INGIN IKLAN ANDA DISINI ?
Dapatkan Tawaran Menarik
Silahkan Kontak Admin
Terima Kasih


Profil Da'i Dambaan Ummat- Salah satu keberhasilan Rasulullah dalam menyampaikan da’wahnya kepada ummat adalah karena akhlak beliau yang mulia, Rasulullah dapat memberikan suri tauladan kepada ummat yang beliau da’wahi, sesuai kata dengan perbuatan. Allah swt mengambarkan akhlak beliau yang mulia dalam firmannya : 

لَقَدْ كَانَ لَكُمْ فِيْ رِسُوْلِ اللهِ أُسْوَةٌ حَسَنَةٌ لِمَنْ كَانَ يَرْجُوْا اللهَ وَاْليَوْمَ الآخَرَ وَذَكَرَ اللهَ كَثِيْرًا

Artinya:
Sungguh adalah bagimu didalam diri Rasululullah panutan yang baik, bagi orang-orang yang beriman kepada Allah dan beriman kepada hari akhirat serta senantiasa mengingat Allah “ (S.Al-Ahzab:21)

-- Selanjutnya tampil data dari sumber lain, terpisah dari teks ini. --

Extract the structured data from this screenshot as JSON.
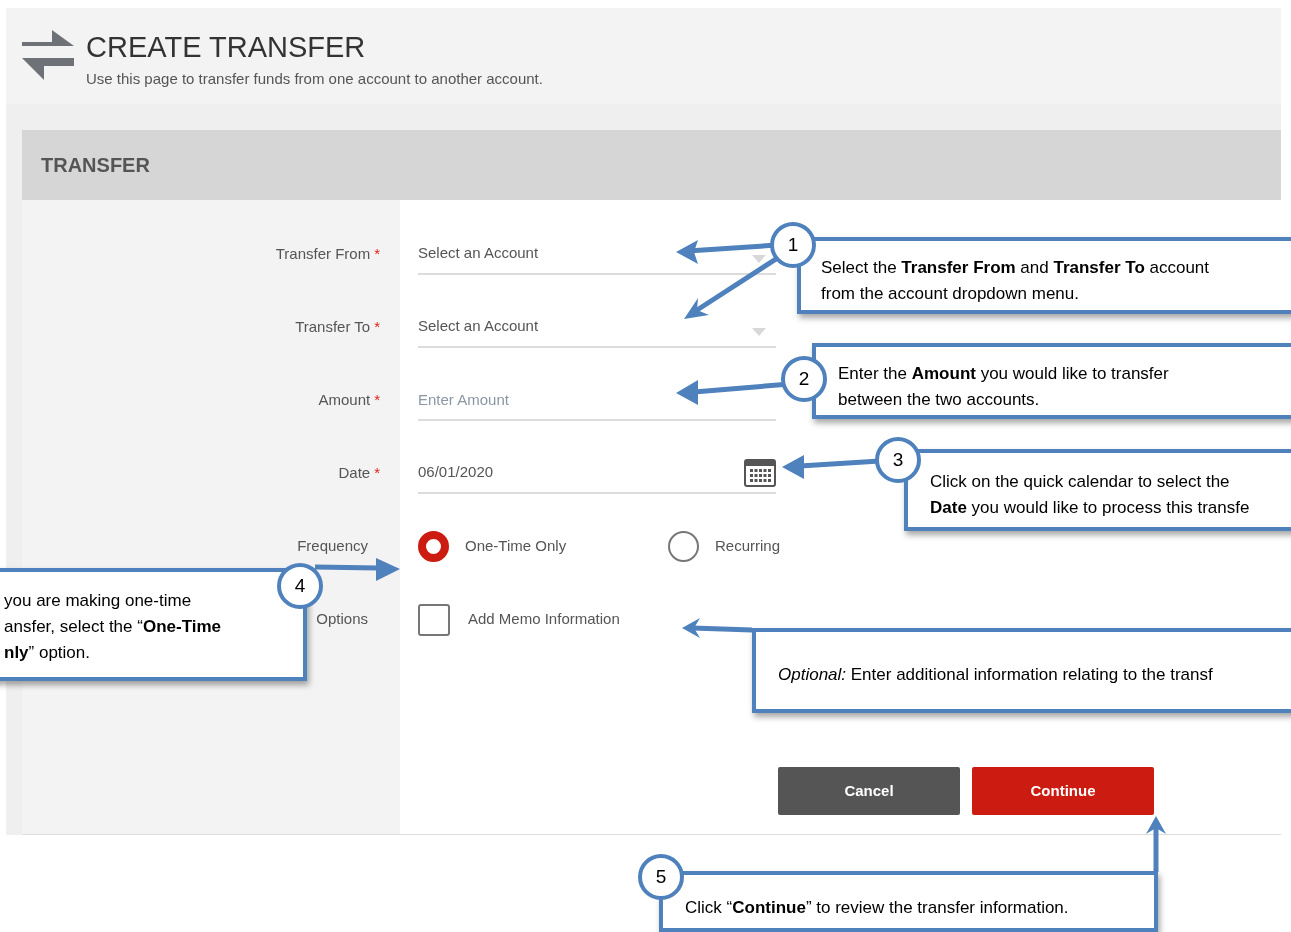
{
  "header": {
    "title": "CREATE TRANSFER",
    "subtitle": "Use this page to transfer funds from one account to another account."
  },
  "panel": {
    "title": "TRANSFER",
    "required_mark": "*",
    "fields": [
      {
        "kind": "select",
        "label": "Transfer From",
        "required": true,
        "value": "Select an Account"
      },
      {
        "kind": "select",
        "label": "Transfer To",
        "required": true,
        "value": "Select an Account"
      },
      {
        "kind": "input",
        "label": "Amount",
        "required": true,
        "placeholder": "Enter Amount"
      },
      {
        "kind": "date",
        "label": "Date",
        "required": true,
        "value": "06/01/2020"
      },
      {
        "kind": "radio",
        "label": "Frequency",
        "required": false,
        "options": [
          {
            "label": "One-Time Only",
            "selected": true
          },
          {
            "label": "Recurring",
            "selected": false
          }
        ]
      },
      {
        "kind": "checkbox",
        "label": "Options",
        "required": false,
        "option": {
          "label": "Add Memo Information",
          "checked": false
        }
      }
    ],
    "buttons": [
      {
        "kind": "secondary",
        "label": "Cancel"
      },
      {
        "kind": "primary",
        "label": "Continue"
      }
    ]
  },
  "callouts": [
    {
      "number": "1",
      "lines": [
        "Select the **Transfer From** and **Transfer To** account",
        "from the account dropdown menu."
      ]
    },
    {
      "number": "2",
      "lines": [
        "Enter the **Amount** you would like to transfer",
        "between the two accounts."
      ]
    },
    {
      "number": "3",
      "lines": [
        "Click on the quick calendar to select the",
        "**Date** you would like to process this transfe"
      ]
    },
    {
      "number": "4",
      "lines": [
        "you are making one-time",
        "ansfer, select the “**One-Time**",
        "**nly**” option."
      ]
    },
    {
      "lines": [
        "*Optional:* Enter additional information relating to the transf"
      ]
    },
    {
      "number": "5",
      "lines": [
        "Click “**Continue**” to review the transfer information."
      ]
    }
  ]
}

Didalam ayat diatas jelas Allah menyatakan bahwa; Rasulullah itu adalah suri tauladan yang baik yang menjadi daya tarik dari da’wah yang beliau sampaikan kepada kalangan kafir Quraisy dikala itu, sehinga beliau diberi julukan oleh masyarakat Quraisy yang belum beriman kepada Allah dengan julukan : “al-amin” (orang yang dapat dipercaya). 

Seorang da’i yang sudah menjatuhkan pilihannya sebagai da’i ilallah, sudah barang tentu harus memiliki akhlak karimah, sebagai daya tarik terhadap ummat da’wah yang akan menerima da’wahnya, karena betapa besarnya daya tarik lisanul hal dan uswatun hasanah di bidang da’wah. Tarikan bahasanya ibarat tarikan magnit terhadap apapun saja yang bersifat logam yang bermutu tinggi atau tidak.

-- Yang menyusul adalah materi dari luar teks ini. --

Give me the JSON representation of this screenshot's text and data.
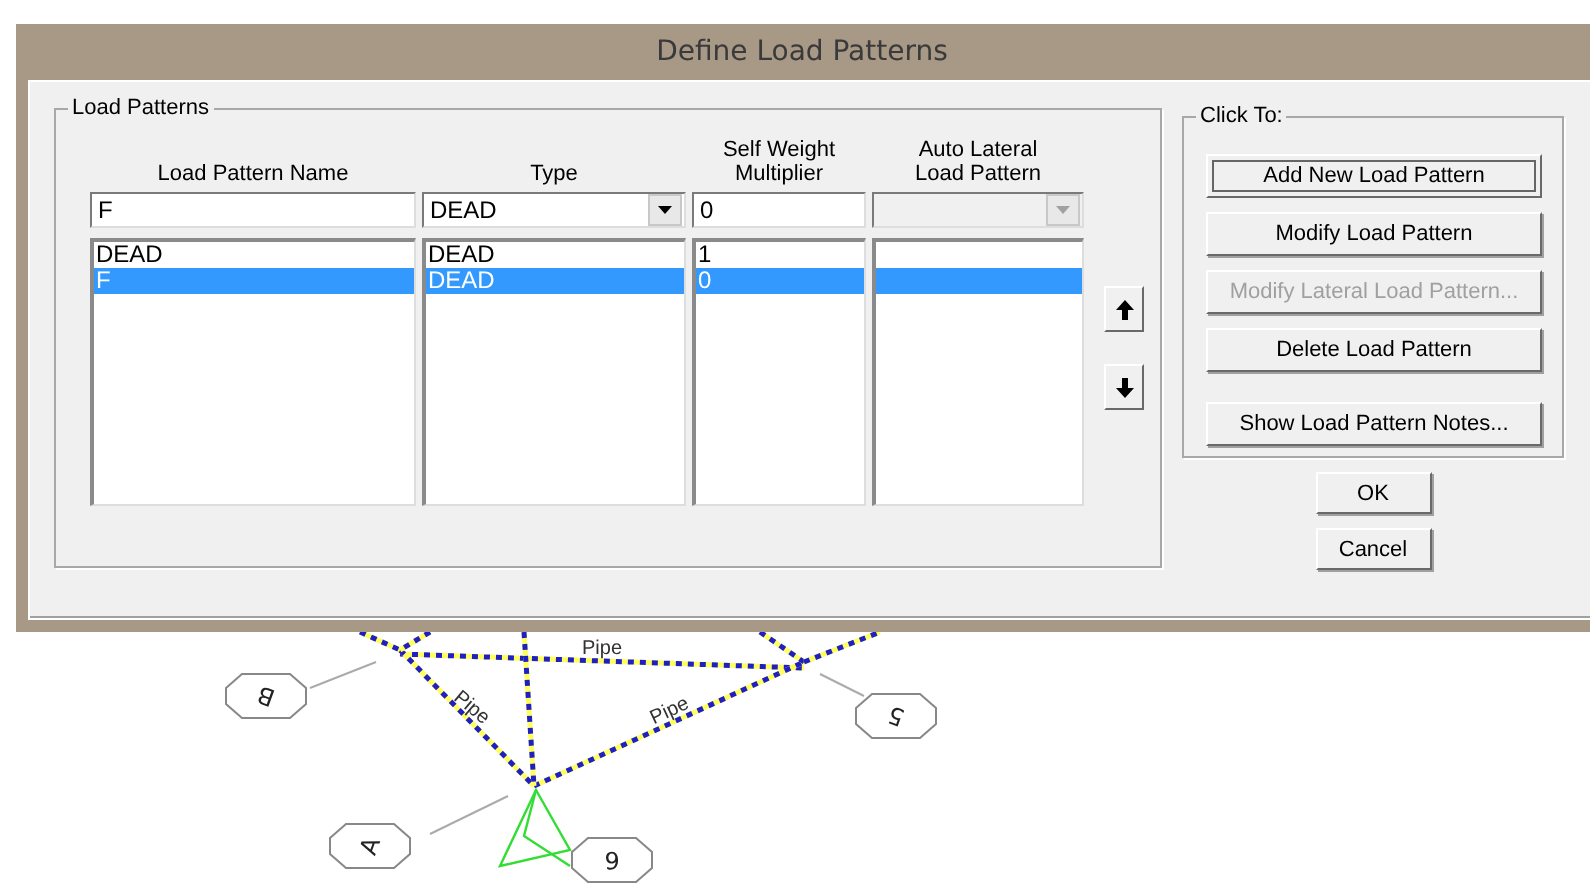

Sumber daya tarik itu tidak lagi terletak pada ilmu, dan tidak pada hikmah. Ilmu dan hikmah hanya pembuka jalan , sumber tenaganya sendiri terletak pada akhlak pribadi dan pembawa da’wah itu sendiri.

Akhlak dengan mempergunakan ta’rif yang sudah dikenal:

صِفَةٌ رَاسِخَةٌ تَصْدُرُ مِنْهَا اْلأَفْعَالَ بِسُهُوْلَةٍ مِنْ غَيْرِ تَفْكِيْرٍ وَرِوَايَةٍ

Ya’ni; suatu sifat yang terhunjam didalam diri seseorang yang terbit dari pada awal perbuatan dengan mudah, tanpa pikir-pikir dan ditimbang-timbang lagi secara spontan”.

Seorang da’i apabila telah melangkahkan kakinya ke gelanggang da’wah, maka semua mata, dan telinga disekitarnya tertuju kepada pribadinya kepada tingkah lakunya, kepada sifatnya. Pendeknya kepada apa apa yang disebut hidup pribadi.

Mau tak mau, gerak gerik dalam hidupnya bukan saja diperhatikan, tetapi juga langsung dijadikan bahan perbandingan terhadap apa yang dianjurkannya dan yang dilarang oleh da’i. 

Oleh karena itu seorang da’i harus memiliki akhlak yang mahmudah sebagaimana yang dijelaskan oleh Allah sbb:

وَمَنْ أَحْسَنُ قَوْلاً مِمَنْ دَعَا اِلَى اللهِ وَعَمِلَ صَالحِاً وَقَالَ أَننَيِ مِنَ اْلمُسْلِمِِيْنَ 

“Perkataan siapa lagi yang paling baik dari orang-orang yang mengajak kepada Allah, melakukan amal shaleh lalu dia menyatakan: “aku ini adalah termasuk orang-orang yang mu’min” (S.Fusilat:33)

Akhlak yang harus menjadi keperibadan seorang da’i adalah sbb :

Seorang da’i dalam menyampaikan da’wahnya kepada umat yang menjadi objek da’wah harus semata-mata ikhlas karena Allah, jauh dari pada sifat riya, ingin pamer, ingin mendapatkan sanjungan apalagi ingin mendapat yang sifatnya materi sebagai firman Allah: 

وَمَنْ أَحْسَنُ قَوْلاً مِمَنْ دَعَا اِلَى اللهِ وَعَمِلَ صَالحِاً وَقَالَ أَننَيِ مِنَ اْلمُسْلِمِِيْنَ 

“ Katakanlah perkataan siapa lagi yang lebih baik dari pada orang-orang yang mengajak kepada Allah, serta mengerjakan amal-amal shaleh”. (Q.S.Fusilat:33)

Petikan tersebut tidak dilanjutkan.